Sparking Joy to Cope with Stress
Judith T. Moskowitz, PhD, MPH, and Ian Kwok, MA
Charitable organizations like Goodwill and the Salvation Army are reporting significant increases in donations over previous years. This sudden spike in generosity may be attributed to a tidying fever that’s literally swept the globe — otherwise known as the Marie Kondo effect.
Since the debut of the tidying guru’s Netflix show earlier this year, devotees and detractors alike have relentlessly dissected her unconventional methods — some of which include talking aloud to inanimate household objects and deciding whether they “spark joy” and, if not, thanking them before sending them on their way to the local second-hand shop to, one hopes, spark joy for someone else.
Marie Kondo’s method appears to be more than simply another approach to organize all the stuff that inevitably accumulates for many of us. As the show demonstrates, the KonMari philosophy is as much a psychological process as it is a physical sorting of possessions. From a psychological perspective, people can learn to harness the power of positive emotions like joy and gratitude which helps them deal with life stress across a spectrum from daily hassles to major loss. Consequently, a large part of the appeal of Marie Kondo’s book and show may lie in the ways the KonMari method helps us deal with increasing levels of stress associated with our current social and political climate.
Our research team at Northwestern University studies the adaptive role of positive emotion in coping with stress; our studies have shown that the exercises recommended in the KonMari method, like noticing what sparks joy and expressing gratitude, can help individuals cope with stressful life events. For example, in one recent study, we taught dementia caregivers skills to help focus on positive emotion through activities like noticing and savoring positive events, expressing gratitude, and engaging in acts of kindness. Compared to a caregivers in a control group who simply reported their emotions daily, those in the positive emotion group had significantly lowered depression and increased appreciation of the positive aspects of caregiving. In another study with people newly diagnosed with HIV, those who learned the positive emotion skills were less likely to go on antidepressants over the course of the study and reported higher levels of happiness compared to participants in a control group who spent a comparable amount of time with study staff.

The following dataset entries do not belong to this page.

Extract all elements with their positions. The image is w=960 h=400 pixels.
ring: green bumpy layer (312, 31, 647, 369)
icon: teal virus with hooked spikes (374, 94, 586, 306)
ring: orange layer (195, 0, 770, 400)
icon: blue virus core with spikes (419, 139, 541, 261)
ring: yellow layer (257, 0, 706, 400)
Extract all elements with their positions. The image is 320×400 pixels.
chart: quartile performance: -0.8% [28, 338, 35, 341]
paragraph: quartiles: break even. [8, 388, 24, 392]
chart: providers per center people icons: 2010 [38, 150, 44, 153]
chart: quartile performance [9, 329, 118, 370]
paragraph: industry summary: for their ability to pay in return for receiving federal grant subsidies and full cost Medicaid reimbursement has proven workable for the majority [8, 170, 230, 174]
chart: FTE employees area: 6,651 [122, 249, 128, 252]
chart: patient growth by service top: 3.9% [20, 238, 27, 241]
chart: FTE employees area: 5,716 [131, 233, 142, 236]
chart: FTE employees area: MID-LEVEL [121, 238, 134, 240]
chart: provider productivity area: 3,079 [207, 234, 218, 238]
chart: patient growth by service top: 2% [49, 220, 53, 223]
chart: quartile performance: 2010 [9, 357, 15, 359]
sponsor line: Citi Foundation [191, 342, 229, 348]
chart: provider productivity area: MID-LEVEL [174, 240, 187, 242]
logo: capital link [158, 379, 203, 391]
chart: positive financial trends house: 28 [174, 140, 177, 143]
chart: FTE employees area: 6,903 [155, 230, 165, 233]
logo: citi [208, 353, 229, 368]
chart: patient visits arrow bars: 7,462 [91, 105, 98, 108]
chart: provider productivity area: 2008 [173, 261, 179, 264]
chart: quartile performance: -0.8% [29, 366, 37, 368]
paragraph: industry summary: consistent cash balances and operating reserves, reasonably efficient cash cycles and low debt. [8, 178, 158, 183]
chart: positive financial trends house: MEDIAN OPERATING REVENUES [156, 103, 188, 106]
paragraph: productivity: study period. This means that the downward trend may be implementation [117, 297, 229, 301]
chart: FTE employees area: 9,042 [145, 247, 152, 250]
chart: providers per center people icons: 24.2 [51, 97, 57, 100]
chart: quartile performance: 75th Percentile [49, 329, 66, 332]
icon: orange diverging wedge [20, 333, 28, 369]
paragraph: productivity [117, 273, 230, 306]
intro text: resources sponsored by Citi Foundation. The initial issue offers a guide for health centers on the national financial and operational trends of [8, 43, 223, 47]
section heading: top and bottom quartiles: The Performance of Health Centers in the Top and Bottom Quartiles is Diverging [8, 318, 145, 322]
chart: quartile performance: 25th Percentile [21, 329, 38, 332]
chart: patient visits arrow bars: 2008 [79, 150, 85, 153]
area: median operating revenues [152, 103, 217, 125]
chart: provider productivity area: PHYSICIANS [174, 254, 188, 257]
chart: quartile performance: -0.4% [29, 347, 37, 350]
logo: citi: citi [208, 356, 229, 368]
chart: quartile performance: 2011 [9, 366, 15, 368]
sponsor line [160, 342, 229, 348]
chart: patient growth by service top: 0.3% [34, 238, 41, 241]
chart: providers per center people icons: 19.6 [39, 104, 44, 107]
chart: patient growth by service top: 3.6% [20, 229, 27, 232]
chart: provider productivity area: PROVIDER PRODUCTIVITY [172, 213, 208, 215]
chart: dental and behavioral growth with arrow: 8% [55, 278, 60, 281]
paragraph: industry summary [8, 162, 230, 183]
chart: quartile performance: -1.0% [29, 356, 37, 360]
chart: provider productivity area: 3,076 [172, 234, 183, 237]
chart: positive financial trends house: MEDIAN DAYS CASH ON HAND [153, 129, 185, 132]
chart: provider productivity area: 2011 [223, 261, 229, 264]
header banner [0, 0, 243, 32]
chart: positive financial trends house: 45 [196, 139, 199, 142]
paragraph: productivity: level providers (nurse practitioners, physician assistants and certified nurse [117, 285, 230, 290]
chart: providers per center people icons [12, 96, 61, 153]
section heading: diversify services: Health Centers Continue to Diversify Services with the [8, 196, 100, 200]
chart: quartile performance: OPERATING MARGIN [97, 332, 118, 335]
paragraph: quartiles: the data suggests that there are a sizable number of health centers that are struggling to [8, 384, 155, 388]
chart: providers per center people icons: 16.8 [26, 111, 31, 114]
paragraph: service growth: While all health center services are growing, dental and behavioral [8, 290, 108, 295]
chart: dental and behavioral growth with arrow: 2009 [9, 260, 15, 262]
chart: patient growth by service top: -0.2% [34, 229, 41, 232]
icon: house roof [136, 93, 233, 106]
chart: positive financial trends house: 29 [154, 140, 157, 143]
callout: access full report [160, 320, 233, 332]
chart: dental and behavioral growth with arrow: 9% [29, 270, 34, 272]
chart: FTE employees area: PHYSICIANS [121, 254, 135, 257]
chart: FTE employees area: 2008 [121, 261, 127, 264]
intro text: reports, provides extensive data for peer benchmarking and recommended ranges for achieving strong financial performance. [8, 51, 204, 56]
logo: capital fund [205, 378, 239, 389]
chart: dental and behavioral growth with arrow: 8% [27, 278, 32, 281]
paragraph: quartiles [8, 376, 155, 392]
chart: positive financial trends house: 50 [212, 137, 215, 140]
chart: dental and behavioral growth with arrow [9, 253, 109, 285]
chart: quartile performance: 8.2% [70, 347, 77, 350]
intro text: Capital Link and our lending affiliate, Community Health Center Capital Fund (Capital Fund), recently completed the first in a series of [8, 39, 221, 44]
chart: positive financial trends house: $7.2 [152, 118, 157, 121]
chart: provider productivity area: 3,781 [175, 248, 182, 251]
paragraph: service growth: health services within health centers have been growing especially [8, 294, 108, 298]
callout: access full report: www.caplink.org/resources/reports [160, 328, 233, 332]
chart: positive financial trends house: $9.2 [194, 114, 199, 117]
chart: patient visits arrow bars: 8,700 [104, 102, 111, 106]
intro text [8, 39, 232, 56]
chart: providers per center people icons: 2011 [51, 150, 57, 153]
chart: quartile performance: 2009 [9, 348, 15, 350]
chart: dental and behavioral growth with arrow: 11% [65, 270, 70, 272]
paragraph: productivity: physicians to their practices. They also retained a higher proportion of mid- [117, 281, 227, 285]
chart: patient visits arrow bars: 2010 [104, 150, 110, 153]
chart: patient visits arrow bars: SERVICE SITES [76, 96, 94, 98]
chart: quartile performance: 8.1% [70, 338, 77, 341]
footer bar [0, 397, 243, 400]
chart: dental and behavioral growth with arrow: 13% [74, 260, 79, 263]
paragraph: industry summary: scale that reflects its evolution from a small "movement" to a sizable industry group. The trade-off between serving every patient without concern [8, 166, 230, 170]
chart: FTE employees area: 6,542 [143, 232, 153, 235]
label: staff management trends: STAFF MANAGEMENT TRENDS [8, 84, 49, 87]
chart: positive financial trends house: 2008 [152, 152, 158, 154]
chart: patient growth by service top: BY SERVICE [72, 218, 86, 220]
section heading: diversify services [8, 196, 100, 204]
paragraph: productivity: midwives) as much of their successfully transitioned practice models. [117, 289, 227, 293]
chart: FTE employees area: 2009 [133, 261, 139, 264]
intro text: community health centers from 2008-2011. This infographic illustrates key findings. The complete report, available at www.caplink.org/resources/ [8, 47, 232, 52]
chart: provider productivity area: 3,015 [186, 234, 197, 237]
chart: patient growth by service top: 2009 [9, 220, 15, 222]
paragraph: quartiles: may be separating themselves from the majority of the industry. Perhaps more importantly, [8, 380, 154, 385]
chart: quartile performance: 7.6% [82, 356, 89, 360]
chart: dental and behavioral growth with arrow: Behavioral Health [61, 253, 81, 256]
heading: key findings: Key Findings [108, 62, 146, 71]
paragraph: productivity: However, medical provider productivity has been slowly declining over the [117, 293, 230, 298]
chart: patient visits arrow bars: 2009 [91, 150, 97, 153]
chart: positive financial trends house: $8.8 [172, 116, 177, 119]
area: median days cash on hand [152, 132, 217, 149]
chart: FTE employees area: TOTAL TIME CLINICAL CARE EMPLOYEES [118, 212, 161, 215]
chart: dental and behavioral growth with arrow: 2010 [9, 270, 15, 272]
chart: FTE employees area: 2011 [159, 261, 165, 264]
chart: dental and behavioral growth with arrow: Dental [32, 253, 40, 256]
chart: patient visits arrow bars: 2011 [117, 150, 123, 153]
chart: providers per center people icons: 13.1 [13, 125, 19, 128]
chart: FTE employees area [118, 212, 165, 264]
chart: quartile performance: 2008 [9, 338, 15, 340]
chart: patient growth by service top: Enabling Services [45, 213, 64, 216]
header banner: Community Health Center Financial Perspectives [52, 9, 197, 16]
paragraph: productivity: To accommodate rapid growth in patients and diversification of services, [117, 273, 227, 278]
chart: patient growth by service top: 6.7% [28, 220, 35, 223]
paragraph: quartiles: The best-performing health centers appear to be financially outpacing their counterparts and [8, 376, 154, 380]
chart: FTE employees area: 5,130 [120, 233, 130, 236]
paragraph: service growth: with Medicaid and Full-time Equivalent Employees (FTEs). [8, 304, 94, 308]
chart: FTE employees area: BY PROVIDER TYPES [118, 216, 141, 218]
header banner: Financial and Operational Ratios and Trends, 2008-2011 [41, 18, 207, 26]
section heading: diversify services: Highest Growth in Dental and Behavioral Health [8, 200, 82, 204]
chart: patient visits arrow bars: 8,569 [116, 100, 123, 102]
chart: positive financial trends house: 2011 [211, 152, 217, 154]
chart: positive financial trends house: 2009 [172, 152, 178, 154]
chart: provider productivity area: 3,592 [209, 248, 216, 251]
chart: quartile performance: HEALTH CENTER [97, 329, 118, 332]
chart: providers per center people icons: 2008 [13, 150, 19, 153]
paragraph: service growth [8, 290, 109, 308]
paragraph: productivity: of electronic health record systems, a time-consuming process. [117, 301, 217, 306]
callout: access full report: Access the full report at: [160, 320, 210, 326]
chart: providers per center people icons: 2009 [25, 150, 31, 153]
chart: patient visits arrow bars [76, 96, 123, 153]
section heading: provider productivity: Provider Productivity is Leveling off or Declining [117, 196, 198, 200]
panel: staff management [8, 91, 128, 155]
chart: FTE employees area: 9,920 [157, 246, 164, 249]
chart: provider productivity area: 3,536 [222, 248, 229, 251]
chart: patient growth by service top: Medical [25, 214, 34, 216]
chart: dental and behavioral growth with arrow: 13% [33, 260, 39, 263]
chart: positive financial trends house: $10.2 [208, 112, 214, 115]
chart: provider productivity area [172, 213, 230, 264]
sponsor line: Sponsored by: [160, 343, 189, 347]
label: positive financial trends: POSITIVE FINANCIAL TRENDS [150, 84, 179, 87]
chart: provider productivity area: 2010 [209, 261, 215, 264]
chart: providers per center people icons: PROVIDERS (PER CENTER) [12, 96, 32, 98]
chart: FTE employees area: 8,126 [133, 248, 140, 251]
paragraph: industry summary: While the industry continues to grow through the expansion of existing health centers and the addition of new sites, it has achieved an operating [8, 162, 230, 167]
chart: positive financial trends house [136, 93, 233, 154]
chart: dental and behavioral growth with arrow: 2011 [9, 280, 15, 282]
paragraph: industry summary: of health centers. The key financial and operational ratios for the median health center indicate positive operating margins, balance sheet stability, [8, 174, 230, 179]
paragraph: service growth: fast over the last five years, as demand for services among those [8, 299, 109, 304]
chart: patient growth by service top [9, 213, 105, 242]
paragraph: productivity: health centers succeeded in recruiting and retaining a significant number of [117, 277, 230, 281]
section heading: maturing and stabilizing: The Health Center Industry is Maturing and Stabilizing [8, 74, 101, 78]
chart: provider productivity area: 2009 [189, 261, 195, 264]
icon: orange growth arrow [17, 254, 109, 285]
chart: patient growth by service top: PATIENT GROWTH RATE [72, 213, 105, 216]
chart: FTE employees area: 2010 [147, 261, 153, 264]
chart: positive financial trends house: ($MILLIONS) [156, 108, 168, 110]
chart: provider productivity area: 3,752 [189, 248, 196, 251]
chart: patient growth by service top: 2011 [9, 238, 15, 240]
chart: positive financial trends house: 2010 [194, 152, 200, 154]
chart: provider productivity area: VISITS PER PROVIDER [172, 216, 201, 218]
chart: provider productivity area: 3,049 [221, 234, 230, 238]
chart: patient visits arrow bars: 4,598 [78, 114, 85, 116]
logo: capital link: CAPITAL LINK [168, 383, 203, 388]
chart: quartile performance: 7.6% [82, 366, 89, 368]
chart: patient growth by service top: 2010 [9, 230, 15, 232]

One could easily write off the KonMari method as a collective fantasy that taps into a pigeonholed narrative of Japanese culture. Kondo fondly recalls her childhood experiences as a Shinto shrine maiden as a source of inspiration for her tidying philosophy. But the way she talks about her guiding principles seems more broadly self-reflective; which speaks to our desire to pause, reflect, and be open to positive experiences in this modern moment.
Some have suggested that her methods apply only to those with the means and resources. However, the message intricately woven throughout her books, is that we should treasure the things that we already own, as opposed to searching endlessly for the next shiny object to adorn our bookcases with. Sparks joy, if nothing, provides us with a peppy mnemonic device that reminds us to be a little more appreciative for what we have — instead of reaching for the next outfit, relationship, or career move that promises to make our lives better. As part of Kondo’s method, she always takes a moment to pause and express gratitude for her client’s home, before any of the actual tidying begins. A ritual, which, in her words, “hones your sensitivity to joy.” This leads one to consider if this attitude of gratitude can also apply to the other positive aspects of our life that could use much more of our appreciation.
The central premise of Kondo’s thesis — that we should treasure and value the things in our lives that bring us joy — serves as a comforting balm in the midst of all manner of life stress. The thought of initiating a dialogue with an unworn acrylic sweater remains questionable, but the spring-cleaning sensei might be onto something in the modern way that she reminds us of the importance of positive emotion in our lives.
Judith T. Moskowitz is a professor of Medical Social Sciences at Northwestern University and Director of Research at the Osher Center for Integrative Medicine. Ian Kwok is a doctoral student in clinical psychology at Northwestern’s Feinberg School of Medicine.